With the Consumer and Retail Prices indexes running at 4.5% and 5.5% respectively it can be hard nowadays in these times of historically low Bank of England base interest rates to find a savings vehicle that matches let alone beats inflation.

Last year NS&I (National Savings and Investments, for UK state savings schemes) dropped their very popular and long running index linked investment for new savers that rewarded investors with 1% above the higher RPI. The reasons given at the time were that other banks could not compete and lobbied for a change on unfair competition grounds and that the bond's generosity placed a burden on the taxpayer.

But just after the budget yesterday it was announced that they would soon be coming back. But whether they will be as generous as 1% above RPI is open to question.
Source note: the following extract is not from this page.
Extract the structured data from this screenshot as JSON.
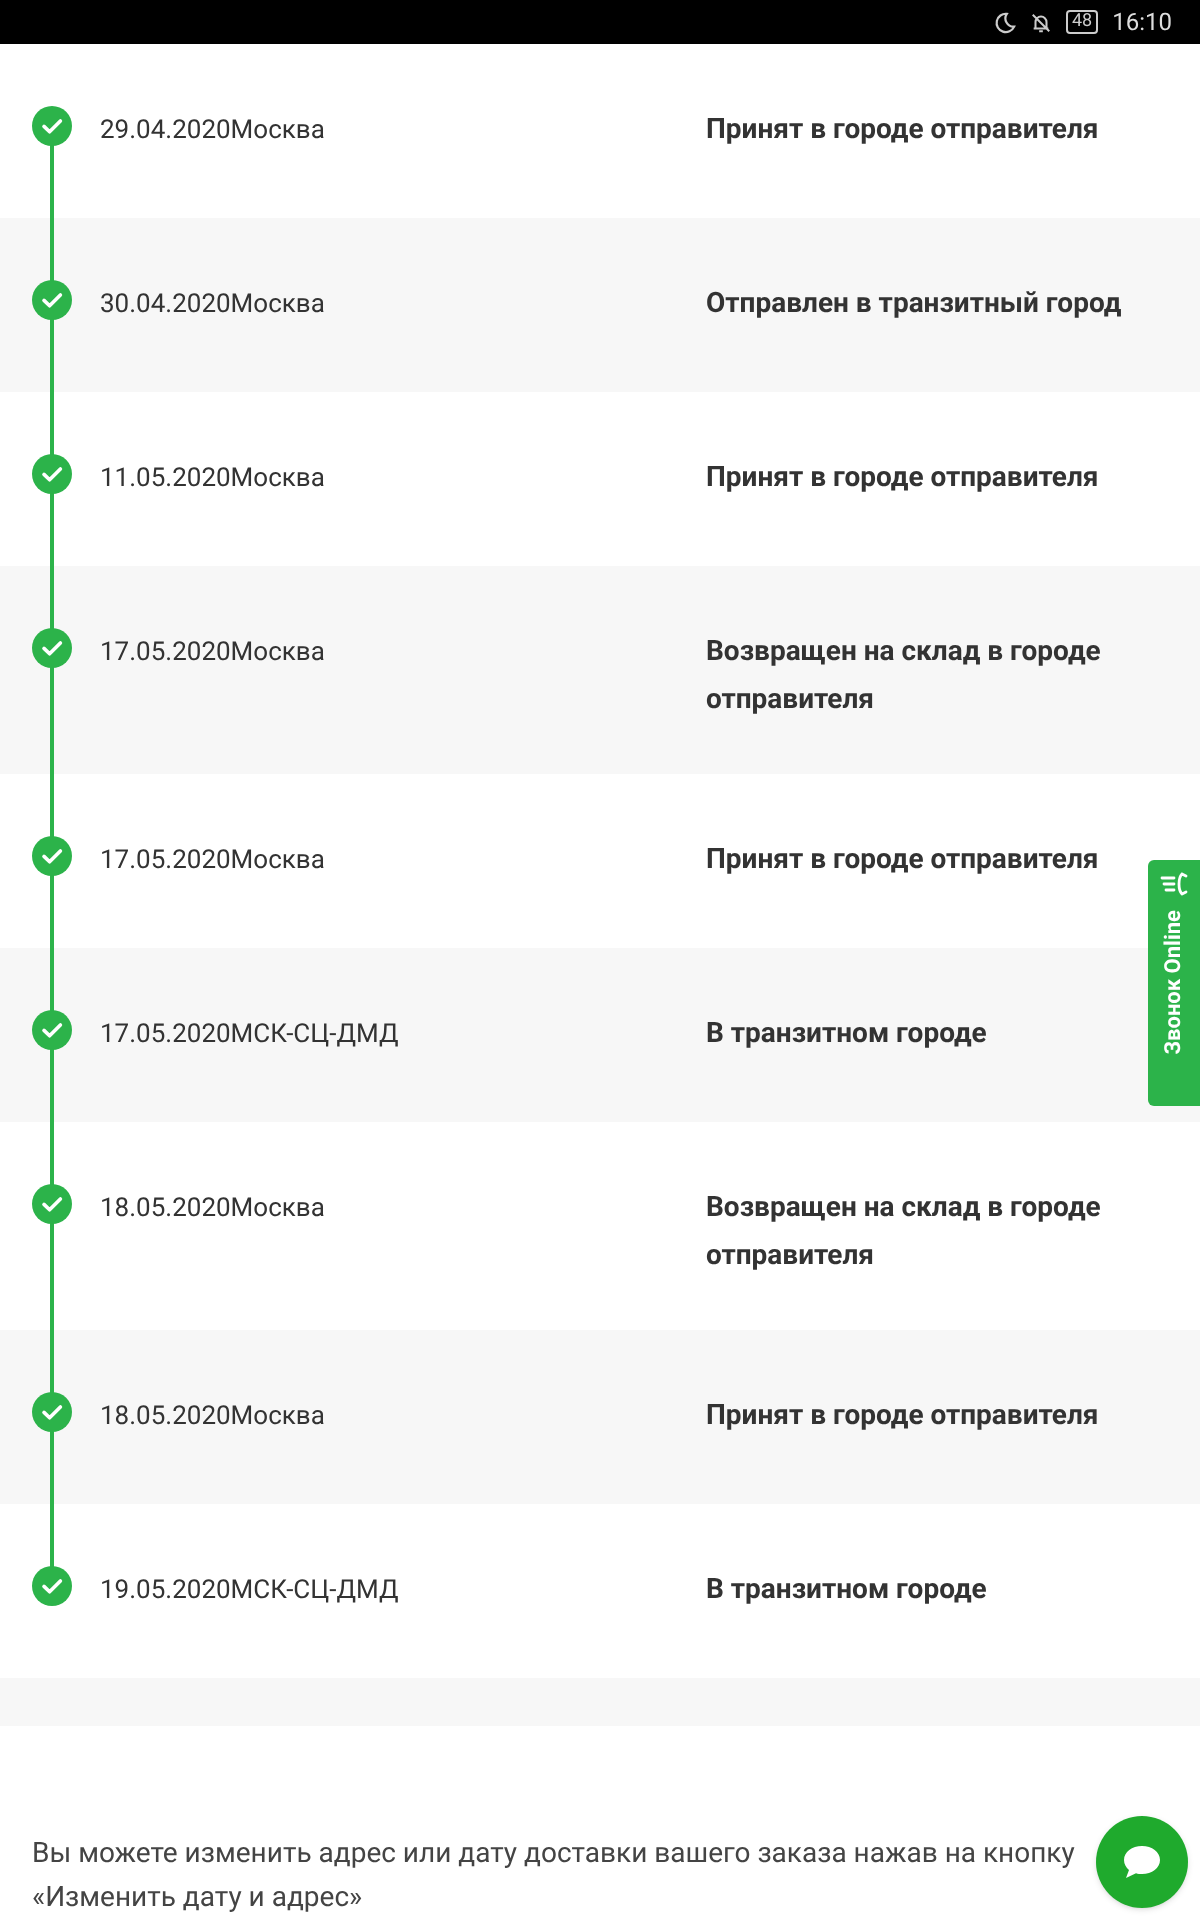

But even a very modest rate above inflation will come as very welcome news to many hard pressed savers who have seen the value of what little they may have managed to put aside continually eroded by inflation, especially pensioners with small savings pots. Any new issue will be snapped up while the ink is still wet on the certificates.

At the moment, using RPI as the measure (but remember the government's preferred measure is the international standards based CPI) a basic rate taxpayer needs a return of 6.87% before tax just to tread water financially speaking. For higher rate taxpayers this is a steep 9.17%. We have not seen any financial products with these sorts of returns for many a year.

It would be nice if savers could once again start to gain from their savings but the banks may well cry 'foul' again. There again the government may tell the banks to sort their acts out and start giving savers proper returns once more.